Je m'égare dans mes longues attentes; je me retrouve par les surprises que je me cause; et au moyen de ces degrés successifs de mon silence, je m'avance dans ma propre édification; et j'approche d'une si exacte correspondance entre mes voeux et mes puissances, qu'il me semble d'avoir fait de l'existence qui me fut donnée, une sorte d'ouvrage humain.
A force de construire, me fit-il en souriant, je crois bien que je me suis construit moi-même.
Socrate
Se construire, se connaître soi-même, sont-ce deux actes, ou non ?
Phèdre
... et il ajouta: J'ai cherché la justesse dans les pensées; afin que, clairement engendrées par la considération des choses, elles se changent, comme d'elles-mêmes, dans les ates de mon art. J'ai distribué mes attentions; j'ai refait l'ordre des problèmes; je commence par où je finissais jadis, pour aller un peu plus loin... Je suis avare de rêveries, je conçois comme si j’exécutais. Jamais plus dans l'espace informe de mon âme, je ne contemple de ces édifices imaginaires, qui sont aux édifices réels ce que les chimères et les gorgones sont aux véritables animaux. Mais ce que je pense est faisable - et ce que je fais se rapporte à l'intelligible... Et puis... Écoute, Phèdre (me disait-il encore), ce petit temple que j'ai bâti pour Hermès, à quelques pas d'ici, si tu savais ce qu'il est pour moi !--Où le passant ne voit qu'une élégante chapelle, --c'est peu de chose: quatre colonnes, un style très simple,--j'ai mis le souvenir d'un clair jour de ma vie. Ô douce métamorphose ! Ce temple délicat, nul ne le sait, est l'image mathématique d'une fille de Corinthe que j'ai heureusement aimée. Il en reproduit fidèlement les proportions particulières. Il vit pour moi ! Il me rend ce que je lui ai donné...
- ...Dis-moi (puisque tu es si sensible aux effets de l’architecture) n'as-tu pas observé, en te promenant dans cette ville que d'entre les édifices dont elle est peuplée, les uns sont muets ; les autres parlent; et d'autres enfin, qui sont les plus rares, chantent ?--Ce n'est pas leur destination, ni même leur figure générale, qui les animent à ce point ou qui les réduisent au silence. Cela tient au talent de leur construteur, ou bien à la faveur des Muses."*
*Paul Valéry, Oeuvres, Bibliothèque de la Pléïade, volume II, page 91.
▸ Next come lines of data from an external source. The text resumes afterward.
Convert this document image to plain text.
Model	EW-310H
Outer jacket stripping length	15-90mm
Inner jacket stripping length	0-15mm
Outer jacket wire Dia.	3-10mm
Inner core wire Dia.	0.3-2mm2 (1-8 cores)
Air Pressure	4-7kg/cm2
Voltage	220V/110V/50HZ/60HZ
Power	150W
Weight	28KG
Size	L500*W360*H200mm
Une simple remarque au sujet de ce texte : Valéry, en peu de mots exprime la différence entre un véritable métier "qui nourrit son homme"' spirituellement et matériellement et un emploi dans lequel il pert sa vie à la gagner.
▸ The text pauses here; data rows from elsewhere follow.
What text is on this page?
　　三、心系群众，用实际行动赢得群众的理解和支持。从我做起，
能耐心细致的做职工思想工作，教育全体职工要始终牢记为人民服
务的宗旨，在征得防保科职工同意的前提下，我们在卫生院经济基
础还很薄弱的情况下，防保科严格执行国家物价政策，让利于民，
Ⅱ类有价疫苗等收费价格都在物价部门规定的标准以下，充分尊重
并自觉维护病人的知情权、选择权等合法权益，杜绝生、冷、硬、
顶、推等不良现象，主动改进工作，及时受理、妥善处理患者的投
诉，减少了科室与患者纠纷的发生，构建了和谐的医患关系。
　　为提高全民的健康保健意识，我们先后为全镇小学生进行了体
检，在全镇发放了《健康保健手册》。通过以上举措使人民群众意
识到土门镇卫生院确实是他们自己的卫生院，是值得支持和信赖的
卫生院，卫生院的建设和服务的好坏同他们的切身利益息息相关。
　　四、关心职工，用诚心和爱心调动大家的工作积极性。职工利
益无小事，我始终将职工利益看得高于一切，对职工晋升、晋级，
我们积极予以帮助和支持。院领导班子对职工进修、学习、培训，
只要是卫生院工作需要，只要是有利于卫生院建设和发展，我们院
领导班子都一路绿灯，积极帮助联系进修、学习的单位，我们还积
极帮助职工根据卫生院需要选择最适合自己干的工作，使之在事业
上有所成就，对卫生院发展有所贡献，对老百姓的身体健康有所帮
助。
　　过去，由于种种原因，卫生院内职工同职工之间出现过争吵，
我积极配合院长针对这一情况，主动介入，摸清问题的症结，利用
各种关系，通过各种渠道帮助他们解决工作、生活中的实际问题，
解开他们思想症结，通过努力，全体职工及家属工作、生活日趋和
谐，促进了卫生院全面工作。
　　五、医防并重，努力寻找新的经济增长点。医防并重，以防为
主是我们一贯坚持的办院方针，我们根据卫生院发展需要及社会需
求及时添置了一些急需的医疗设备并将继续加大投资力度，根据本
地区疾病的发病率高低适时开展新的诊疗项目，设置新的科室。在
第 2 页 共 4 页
Vriedeman de Vries, Perspective (~1604)
La colonne ionique est à l'image de l'homme, la dorique à celle de la femme et la corinthienne a les proportions sveltes de la jeune fille, c'est ce qu'écrivait Vitruve, il y a 2 millénaires. Dans le dessin ci-dessus, d'après la réédition de Dover, le module (rayon de la colonne) est de 1/2 pied.